Yes, provided that the business or individual investor applying for the visa is in a position to “develop and direct” the enterprise. The applicant is in such a position by controlling the enterprise through ownership of at least 50% of the business, possessing operational control through a marginal position or other corporate device, or by other means showing the applicant controls the enterprise.
How long may the Treaty Trader or Investor stay in the U.S.?
The applicant must have the intention of departing the U.S. upon conclusion of the commercial activities. Nevertheless, holders of E-visas may reside in the U.S. as long as they continue to meet E-visa qualifications.
“Essential employees” may remain only as long as their skills are required to operate the business, and only as long as the owner can show either that US workers cannot be trained to duplicate the skills or that the owner is making reasonable efforts to train US workers as replacements.
The maximum period of time of admission is two years. Extensions are granted up to two years at a time. Extensions are generally available for as long as the E-visa holder and family maintain their E-visa status.
Spouses and dependent children
Spouses and children under age 21 qualify for derivative E-visas based on the principal applicant’s qualification. It is not necessary that they hold the nationality of the principal applicant. To qualify, you must demonstrate that the established relationship exists. Usually this can be accomplished with a marriage or birth certificate. You must also show that the principal applicant is the recipient of an E visa. Please note that the U.S. does not recognize De Facto relationships, and to qualify as a spouse you will need a marriage certificate from the Department of Births, Deaths and Marriages.

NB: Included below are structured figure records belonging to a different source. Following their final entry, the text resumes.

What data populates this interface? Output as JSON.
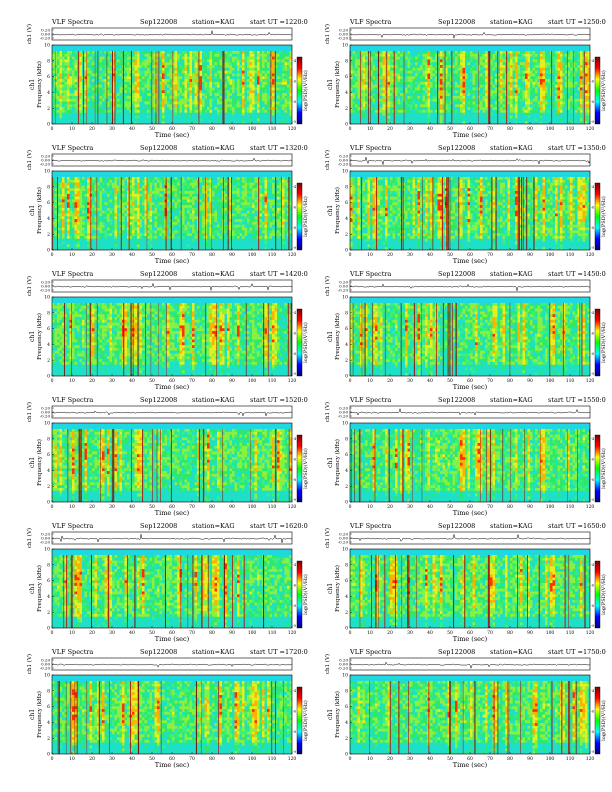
{
  "chart_data": {
    "type": "heatmap",
    "common": {
      "header_title": "VLF Spectra",
      "date": "Sep122008",
      "station": "station=KAG",
      "start_prefix": "start  UT  =",
      "ch_label": "ch1 (V)",
      "ch_ticks": [
        "0.20",
        "0.00",
        "-0.20"
      ],
      "freq_label_top": "ch1",
      "freq_label": "Frequency  (kHz)",
      "freq_ticks": [
        "0",
        "2",
        "4",
        "6",
        "8",
        "10"
      ],
      "freq_range": [
        0,
        10
      ],
      "time_label": "Time  (sec)",
      "time_ticks": [
        "0",
        "10",
        "20",
        "30",
        "40",
        "50",
        "60",
        "70",
        "80",
        "90",
        "100",
        "110",
        "120"
      ],
      "time_range": [
        0,
        120
      ],
      "colorbar_label": "log(PSD)(V²/Hz)",
      "colorbar_ticks": [
        "-4",
        "-6",
        "-8",
        "-9"
      ],
      "colormap": [
        "#000080",
        "#0000ff",
        "#00ffff",
        "#00ff00",
        "#ffff00",
        "#ff0000",
        "#800000"
      ]
    },
    "panels": [
      {
        "start_ut": "1220:0"
      },
      {
        "start_ut": "1250:0"
      },
      {
        "start_ut": "1320:0"
      },
      {
        "start_ut": "1350:0"
      },
      {
        "start_ut": "1420:0"
      },
      {
        "start_ut": "1450:0"
      },
      {
        "start_ut": "1520:0"
      },
      {
        "start_ut": "1550:0"
      },
      {
        "start_ut": "1620:0"
      },
      {
        "start_ut": "1650:0"
      },
      {
        "start_ut": "1720:0"
      },
      {
        "start_ut": "1750:0"
      }
    ]
  }
}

Spouses are entitled to work in the U.S. The spouse of a qualified E nonimmigrant can apply for work authorization upon entering the U.S. by filing an I-765 Application for Employment Authorization with the appropriate USCIS Regional Service Center.
Children are not entitled to work; however, they are permitted at attend school without changing status.
If the applicant is outside the U.S., the application is made directly with the U.S. Consulate. Most consulates use Form DS-156 visa application and Form DS-156E supplemental form. All supporting evidence and fees are submitted to the consular officer. Be sure to check the U.S. Consulate’s for their specific procedures regarding visa applications and interviews. They will also list the visa application fees and current forms to submit.
If the applicant is in the U.S. and is applying for a change or extension of status, the application is made by filing Form I-129 along with the E Classification Supplement with the appropriate USCIS Regional Service Center. All supporting evidence and fees are submitted should be submitted with the Form I-129. Once the petition is approved, the USCIS will send a notice of approval with a detachable I-94 Arrival/Departure Record. A new visa may be required if the beneficiary subsequently leaves the U.S. and wishes to re-enter.
Entry into the U.S.
Applicants should be aware that a visa does not guarantee entry into the United States. The U.S. Customs and Border Protection (CBP) has authority to deny admission at the port of entry to any applicant who is inadmissible under INA, even if the applicant has a visa. Also, the CBP, not the consular officer, determines the period for which the bearer of a temporary work visa is authorized to remain in the United States. At the port of entry, CBP officials issue Form I-94, Record of Arrival-Departure, which notes the length of stay permitted. The decision to grant or deny a request for extension of stay, however, is made solely by the USCIS.
List of treaty countries
In order to obtain an E-1 or E-2 visa, you must be a national of one of the following treaty countries (E-1 and E-2 available, unless otherwise indicated by * or **):
|Albania||Congo (Brazaville) **||Honduras||Mexico||Spain|
|Armenia||Congo (Kinshasa)**||Iran||Moldova**||Sri Lanka**|
* indicates country is eligible only for E-1 visa.
** indicates country is eligible only for E-2 visa.